In theory, virus scans should be slightly quicker than a file search, but remember that your CPU is exponentially faster than your disk drive is at transferring and processing data, somewhat minimizing the difference.
Remember that with default antivirus settings, only SOME files get scanned. Many file types are ignored.

Look for the next Windows to have faster searches due to its database-derived file systems. With luck, they’ll index it, and you’ll search a TABLE, not a disk.

Engineer_comp_geek’s explanation is pretty good, but only answered the “How do the do it fast” question. As to why Window’s is so amazingly slow, you’ve got me. The best answer I can give is an off-comment by an ex-Microsoft guy saying that vast portions of Windows was written by interns. Though I would also note that for a file scan, usually you just start it and then go off web browsing or whatever. While as when you want to search for a file, you generally sit there staring at it. I.e. a watched pot never boils.

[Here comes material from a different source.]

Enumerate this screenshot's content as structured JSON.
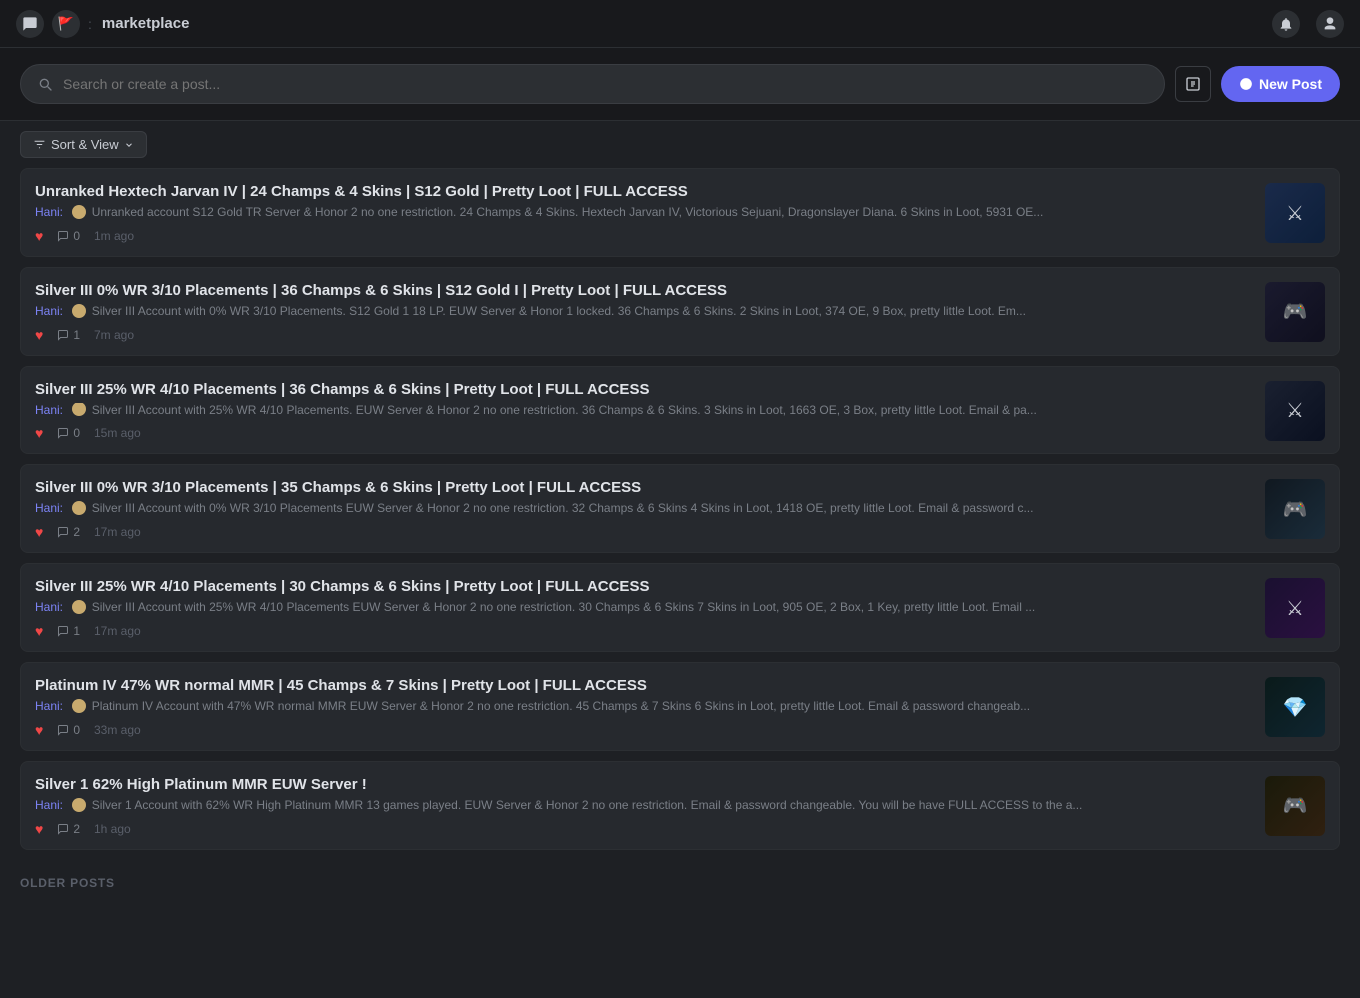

You might try doing a full system search for a text string inside a file–a string you know won’t be found–and time it. Then you could see if it really takes longer or if it just seems like it.

But indeed, using a tree, a pattern search for a fixed string or several different data patterns shouldn’t be a great difference in speed (though the latter does have a little more overhead–but that won’t be noticable since as Mr. Slant said, you can finish the scan in memory faster than you can suck in the next file off the harddrive.)

And the preeminent one is:
Art of Computer Programming, Volume 3: Sorting and Searching by Donald E. Knuth

Going through one file is very quick you only have to read the disk to get the file once. Looking for a file name on the disk takes a longer time because you have to read many different directory files. You have to move the read head all over the disk etc. It is getting the directoy info that takes long not the search.